“I heard voices in my head and they told me to kill the vicar,” 19-year-old Jason Mitchell told the police. Arrested for attacking an elderly church-cleaner with a baseball bat, he was ordered to be detained indefinitely in a secure mental hospital.

Four years later his detention was eased, and during the day he was allowed to come and go as he wished at St. Clement’s Hospital in Ipswich. He failed to return on the night of December 9th, 1994, and three days later, on DECEMBER 12th, he broke into the Bramford, Suffolk, bungalow of Arthur Wilson, a retired stationmaster, and his wife Shirley.

The couple were not at home, but on their return he attacked them, bound them hand and foot and then strangled them. Then he went to his father’s house nearby, where he murdered him, cut up the corpse with a hacksaw and hid the arms and legs in the attic.

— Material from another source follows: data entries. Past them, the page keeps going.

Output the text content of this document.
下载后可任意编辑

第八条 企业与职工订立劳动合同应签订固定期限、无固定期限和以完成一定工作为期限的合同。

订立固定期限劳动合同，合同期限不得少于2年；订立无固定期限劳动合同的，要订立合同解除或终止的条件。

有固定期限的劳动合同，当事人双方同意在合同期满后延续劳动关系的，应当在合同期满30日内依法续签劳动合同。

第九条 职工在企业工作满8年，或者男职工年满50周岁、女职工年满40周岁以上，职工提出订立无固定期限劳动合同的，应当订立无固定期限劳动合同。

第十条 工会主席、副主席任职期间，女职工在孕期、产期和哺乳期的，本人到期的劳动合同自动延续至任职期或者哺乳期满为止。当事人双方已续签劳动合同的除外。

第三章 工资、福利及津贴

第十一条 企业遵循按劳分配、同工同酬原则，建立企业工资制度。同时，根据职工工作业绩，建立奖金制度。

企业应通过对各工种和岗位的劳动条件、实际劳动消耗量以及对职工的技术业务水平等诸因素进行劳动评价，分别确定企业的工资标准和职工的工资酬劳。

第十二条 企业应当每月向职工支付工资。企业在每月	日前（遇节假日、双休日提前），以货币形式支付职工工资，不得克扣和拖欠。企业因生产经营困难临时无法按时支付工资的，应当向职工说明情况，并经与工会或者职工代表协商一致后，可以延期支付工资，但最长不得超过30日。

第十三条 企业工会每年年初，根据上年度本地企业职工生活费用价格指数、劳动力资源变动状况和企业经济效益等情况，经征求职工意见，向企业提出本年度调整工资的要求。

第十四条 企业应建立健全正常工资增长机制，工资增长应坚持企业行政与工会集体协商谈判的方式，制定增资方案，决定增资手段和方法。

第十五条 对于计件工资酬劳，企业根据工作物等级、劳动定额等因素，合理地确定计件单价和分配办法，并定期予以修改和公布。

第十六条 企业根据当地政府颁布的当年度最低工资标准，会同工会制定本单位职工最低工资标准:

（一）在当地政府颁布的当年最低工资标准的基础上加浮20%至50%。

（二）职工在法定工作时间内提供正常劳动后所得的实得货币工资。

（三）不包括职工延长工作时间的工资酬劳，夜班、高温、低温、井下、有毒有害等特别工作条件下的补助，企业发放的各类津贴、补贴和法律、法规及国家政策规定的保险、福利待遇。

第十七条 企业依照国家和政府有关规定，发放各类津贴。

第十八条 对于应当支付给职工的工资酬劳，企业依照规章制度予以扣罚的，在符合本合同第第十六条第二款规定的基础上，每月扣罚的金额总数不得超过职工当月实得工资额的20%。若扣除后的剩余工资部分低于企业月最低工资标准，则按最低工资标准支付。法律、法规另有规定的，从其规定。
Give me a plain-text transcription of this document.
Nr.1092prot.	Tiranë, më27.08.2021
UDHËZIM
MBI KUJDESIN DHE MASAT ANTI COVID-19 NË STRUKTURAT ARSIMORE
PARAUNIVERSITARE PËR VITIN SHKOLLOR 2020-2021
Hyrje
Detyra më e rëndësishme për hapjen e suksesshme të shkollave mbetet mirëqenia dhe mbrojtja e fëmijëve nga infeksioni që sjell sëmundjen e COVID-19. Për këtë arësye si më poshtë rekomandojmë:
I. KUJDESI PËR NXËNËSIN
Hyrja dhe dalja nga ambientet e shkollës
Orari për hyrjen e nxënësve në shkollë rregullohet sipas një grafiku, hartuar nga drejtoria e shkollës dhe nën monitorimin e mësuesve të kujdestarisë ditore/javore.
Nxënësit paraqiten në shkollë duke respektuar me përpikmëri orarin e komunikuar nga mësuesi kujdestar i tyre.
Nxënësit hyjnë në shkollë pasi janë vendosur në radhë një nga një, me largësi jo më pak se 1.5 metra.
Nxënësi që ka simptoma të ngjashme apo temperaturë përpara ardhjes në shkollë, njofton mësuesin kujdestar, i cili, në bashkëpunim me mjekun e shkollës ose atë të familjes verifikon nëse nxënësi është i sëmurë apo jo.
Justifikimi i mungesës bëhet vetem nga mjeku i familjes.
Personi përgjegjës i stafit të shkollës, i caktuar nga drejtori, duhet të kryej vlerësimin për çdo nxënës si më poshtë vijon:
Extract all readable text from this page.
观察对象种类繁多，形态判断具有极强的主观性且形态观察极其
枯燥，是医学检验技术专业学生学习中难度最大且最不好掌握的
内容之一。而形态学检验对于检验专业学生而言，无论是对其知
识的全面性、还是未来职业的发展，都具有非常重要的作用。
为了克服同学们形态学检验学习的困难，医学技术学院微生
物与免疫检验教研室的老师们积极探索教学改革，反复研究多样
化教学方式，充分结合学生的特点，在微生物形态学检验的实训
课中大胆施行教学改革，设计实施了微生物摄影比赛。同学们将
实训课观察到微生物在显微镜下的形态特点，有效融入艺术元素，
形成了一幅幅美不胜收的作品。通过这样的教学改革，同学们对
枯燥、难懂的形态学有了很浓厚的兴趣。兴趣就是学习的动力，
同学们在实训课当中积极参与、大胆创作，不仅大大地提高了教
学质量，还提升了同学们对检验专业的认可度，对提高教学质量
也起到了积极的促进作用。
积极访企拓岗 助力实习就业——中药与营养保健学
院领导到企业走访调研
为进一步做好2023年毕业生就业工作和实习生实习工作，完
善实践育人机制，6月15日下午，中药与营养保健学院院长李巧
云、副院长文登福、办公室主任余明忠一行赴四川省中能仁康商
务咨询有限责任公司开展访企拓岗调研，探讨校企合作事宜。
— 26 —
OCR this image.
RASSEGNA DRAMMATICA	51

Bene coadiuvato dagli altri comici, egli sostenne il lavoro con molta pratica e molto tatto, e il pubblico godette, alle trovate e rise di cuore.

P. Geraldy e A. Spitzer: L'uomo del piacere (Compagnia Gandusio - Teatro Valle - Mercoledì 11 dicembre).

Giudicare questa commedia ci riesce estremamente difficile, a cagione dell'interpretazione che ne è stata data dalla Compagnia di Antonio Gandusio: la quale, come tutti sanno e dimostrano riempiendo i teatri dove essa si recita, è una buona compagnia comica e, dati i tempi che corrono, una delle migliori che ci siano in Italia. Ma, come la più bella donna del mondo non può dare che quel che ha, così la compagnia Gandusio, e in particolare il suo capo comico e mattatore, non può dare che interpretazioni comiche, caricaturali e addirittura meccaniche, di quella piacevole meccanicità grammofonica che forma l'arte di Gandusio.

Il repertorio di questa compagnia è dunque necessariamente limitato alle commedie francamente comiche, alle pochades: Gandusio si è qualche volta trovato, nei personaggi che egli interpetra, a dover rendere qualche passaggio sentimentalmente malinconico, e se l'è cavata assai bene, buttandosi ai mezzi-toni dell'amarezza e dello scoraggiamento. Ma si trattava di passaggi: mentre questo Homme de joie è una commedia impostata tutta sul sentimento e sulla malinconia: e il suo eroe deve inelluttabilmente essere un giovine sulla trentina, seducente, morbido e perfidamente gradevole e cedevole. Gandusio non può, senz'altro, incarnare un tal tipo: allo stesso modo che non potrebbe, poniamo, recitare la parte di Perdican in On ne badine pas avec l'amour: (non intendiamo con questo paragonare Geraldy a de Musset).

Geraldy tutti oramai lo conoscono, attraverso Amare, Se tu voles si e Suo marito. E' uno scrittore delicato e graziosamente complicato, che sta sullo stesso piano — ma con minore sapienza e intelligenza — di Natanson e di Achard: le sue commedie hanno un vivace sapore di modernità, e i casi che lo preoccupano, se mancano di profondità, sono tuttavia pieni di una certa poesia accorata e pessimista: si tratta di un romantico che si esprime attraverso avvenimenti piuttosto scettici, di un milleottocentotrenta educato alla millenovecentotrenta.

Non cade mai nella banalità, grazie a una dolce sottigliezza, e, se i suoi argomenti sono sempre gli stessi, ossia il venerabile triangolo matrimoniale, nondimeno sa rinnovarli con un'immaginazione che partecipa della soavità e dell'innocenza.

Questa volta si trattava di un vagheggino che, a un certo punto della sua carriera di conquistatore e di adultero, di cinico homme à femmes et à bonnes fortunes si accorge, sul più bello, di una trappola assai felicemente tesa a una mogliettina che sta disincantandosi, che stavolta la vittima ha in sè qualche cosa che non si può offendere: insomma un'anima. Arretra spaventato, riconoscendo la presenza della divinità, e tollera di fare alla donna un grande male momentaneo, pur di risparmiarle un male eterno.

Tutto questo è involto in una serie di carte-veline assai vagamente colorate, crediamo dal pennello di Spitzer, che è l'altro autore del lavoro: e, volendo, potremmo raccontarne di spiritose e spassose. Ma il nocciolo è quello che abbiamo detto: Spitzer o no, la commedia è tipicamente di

He was sitting in the house in the dark when police found and arrested him. He had wanted to kill his father since he was six, he said, and he had planned to eat his victims, but had changed his mind because they were too old. He had killed the Wilsons to prove to himself that he was capable of murder, and he had dismembered his father as practice for cutting up a younger victim when he found one.

He had a cross tattooed in the centre of his forehead, and at his trial the court heard that he was suffering from paranoid schizophrenia. He was given three life sentences, the judge recommending that he serve a minimum of 20 years.